Een conversatie gaat verder dan een simpele request/response. Een conversation is een gedefinieerd proces waarin meerdere berichten tussen twee partijen worden uitgewisseld. In alle ebMS berichten in een instantie van dat proces wordt dan hetzelfde ConversationId te gebruiken. De samenhang van de individuele transacties wordt bewaakt door het MessageId en RefToMessageId en de samenhang van het proces door het ConversationId. De waarde van 'ConversationId 'wordt in bepaald door de Partij die het eerste bericht verstuurd, de initiator.
Het gebruik van het ConversationId is dus op business-niveau, met verschillene implementaties:
In een losstaande transactie heeft het ConversationId dus niet zoveel toegevoegde waarde. Die toegevoegde waarde onstaat pas op het moment dat meerdere transacties door middel van het overkoepelende ConversationId met elkaar verbonden worden.
Digikoppeling bevat de ebMS2 koppelvlakstandaard voor de overdracht van gegevens. Dit document gaat in op het gebruik van een Collaboration Protocol Agreement (CPA) in het geval dat ebMS2 gebruikt wordt voor de gegevensoverdracht.
Een CPA is een formeel xml document om de gebruikte functionele en technische eigenschappen van de ebMS2 protocol-karakteristieken vast te leggen. Het is dus een formele beschrijving voor het vastleggen van de gegevensuitwisseling.
De CPA is gestandaardiseerd in [ISO 15000-1: ebXML Collaborative Partner Profile Agreement (afgekort tot ebCPP3). Het ebMS2 protocol is gestandaardiseerd in ebXML Messaging Service Specification (afgekort tot ebMS24).
3. [ebCPP] Collaboration-Protocol Profile and Agreement Specification Version 2.0, September 23, 2002. Url: http://www.oasis-open.org/committees/ebxml-cppa/documents/ebcpp-2.0c.pdf 4. Message Service Specification, Version 2.0, 1 April 2002. Url: http://www.oasis-open.org/committees/ebxml-msg/documents/ebMS_v2_0.pdf [EBXML-MSG]

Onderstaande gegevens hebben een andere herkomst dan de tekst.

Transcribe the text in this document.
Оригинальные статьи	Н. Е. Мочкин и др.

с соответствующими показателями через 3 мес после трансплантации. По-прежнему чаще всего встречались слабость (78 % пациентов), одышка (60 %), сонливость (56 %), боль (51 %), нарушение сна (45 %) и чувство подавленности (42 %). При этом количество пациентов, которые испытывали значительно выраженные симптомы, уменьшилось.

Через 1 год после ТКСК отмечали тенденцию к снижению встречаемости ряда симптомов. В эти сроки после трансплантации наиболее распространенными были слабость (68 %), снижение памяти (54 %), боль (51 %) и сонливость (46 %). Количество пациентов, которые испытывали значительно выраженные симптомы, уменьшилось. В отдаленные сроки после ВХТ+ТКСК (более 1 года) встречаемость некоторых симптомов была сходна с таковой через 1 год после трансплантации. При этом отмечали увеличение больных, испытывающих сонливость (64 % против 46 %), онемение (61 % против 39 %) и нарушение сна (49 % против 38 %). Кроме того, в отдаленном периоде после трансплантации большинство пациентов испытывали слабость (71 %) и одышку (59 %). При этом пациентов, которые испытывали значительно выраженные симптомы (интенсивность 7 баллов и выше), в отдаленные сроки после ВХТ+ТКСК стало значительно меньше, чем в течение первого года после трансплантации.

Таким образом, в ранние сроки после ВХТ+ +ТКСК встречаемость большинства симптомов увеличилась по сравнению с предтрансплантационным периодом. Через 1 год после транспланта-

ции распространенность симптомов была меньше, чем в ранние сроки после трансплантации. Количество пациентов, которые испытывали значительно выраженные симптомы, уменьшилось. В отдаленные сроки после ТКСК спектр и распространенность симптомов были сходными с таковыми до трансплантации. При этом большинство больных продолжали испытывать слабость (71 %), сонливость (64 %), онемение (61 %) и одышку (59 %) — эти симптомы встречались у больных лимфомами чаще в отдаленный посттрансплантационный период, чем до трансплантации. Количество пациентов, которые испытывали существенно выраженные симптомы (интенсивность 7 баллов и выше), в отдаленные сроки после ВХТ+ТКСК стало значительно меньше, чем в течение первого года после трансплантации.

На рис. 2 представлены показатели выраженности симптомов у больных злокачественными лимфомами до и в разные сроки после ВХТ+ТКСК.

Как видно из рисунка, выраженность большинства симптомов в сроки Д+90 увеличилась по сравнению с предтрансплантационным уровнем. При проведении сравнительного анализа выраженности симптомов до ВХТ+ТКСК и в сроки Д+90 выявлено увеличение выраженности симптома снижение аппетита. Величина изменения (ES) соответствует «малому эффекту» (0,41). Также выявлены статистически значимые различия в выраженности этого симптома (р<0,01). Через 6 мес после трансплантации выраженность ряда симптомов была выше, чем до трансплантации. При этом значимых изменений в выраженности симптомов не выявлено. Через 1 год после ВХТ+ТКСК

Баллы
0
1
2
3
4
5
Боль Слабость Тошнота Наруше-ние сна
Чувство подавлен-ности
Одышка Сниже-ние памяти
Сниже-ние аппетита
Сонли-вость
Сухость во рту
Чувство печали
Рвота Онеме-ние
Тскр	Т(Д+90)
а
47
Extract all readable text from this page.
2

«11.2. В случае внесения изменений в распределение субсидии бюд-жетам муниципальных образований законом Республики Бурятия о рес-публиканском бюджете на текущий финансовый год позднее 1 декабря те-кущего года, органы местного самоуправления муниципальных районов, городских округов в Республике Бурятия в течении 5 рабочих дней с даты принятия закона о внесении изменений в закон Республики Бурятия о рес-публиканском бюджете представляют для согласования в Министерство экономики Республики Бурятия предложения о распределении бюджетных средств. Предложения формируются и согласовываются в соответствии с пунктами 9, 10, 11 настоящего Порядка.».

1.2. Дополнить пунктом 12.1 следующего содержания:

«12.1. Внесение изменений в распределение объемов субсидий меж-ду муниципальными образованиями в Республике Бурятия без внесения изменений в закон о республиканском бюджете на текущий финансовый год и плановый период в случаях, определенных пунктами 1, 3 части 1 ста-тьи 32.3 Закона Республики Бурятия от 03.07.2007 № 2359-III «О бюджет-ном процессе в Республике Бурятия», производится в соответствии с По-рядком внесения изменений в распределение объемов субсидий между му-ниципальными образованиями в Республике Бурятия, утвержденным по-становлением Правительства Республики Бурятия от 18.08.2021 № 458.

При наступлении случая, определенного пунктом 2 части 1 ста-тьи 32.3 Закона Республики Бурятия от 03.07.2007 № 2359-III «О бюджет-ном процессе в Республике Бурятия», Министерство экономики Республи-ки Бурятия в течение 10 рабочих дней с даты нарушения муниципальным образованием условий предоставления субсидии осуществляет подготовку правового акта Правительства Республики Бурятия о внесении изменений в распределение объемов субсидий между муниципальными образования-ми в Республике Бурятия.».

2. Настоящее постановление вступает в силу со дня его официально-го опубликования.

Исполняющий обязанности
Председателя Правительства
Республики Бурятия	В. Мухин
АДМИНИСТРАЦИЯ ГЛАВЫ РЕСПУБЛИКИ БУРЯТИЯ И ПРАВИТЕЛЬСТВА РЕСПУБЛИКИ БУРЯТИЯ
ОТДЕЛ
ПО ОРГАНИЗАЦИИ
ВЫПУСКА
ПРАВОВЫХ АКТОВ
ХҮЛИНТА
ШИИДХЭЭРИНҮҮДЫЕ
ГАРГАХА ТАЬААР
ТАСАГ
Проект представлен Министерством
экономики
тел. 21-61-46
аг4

De eigenschappen van de gegevensoverdracht geven onder andere aan:
tussen welke partijen er informatie uitgewisseld wordt;
welke services en actions ('functies') er zijn waar de berichtuitwisseling op wordt gebaseerd;
hoe certificaten gebruikt worden voor bijvoorbeeld transportbeveiliging, payload encryptie en/of ondertekening van berichten;
wat de overdrachts karakteristieken zijn, zoals de intervallen voor hertransmissie als betrouwbare overdracht gewenst is;
hoe om te gaan met acknowledements;
wat de eigenschappen zijn van de transportkanalen;
Redenen voor het toepassen van een CPA:
het is een formeel contract tussen twee partijen, die op basis van ebMS2 gegevens willen uitwisselen;
het automatiseert de e-configuratie van de ebMS-adapter (het inlezen van de CPA volstaat);
het biedt de zekerheid dat beide partijen dezelfde instellingen gebruiken;
Daarom is het hebben van een CPA het uitgangspunt voor de specificatie en configuratie van de gegevensuitwisseling tussen twee partijen op Digikoppeling.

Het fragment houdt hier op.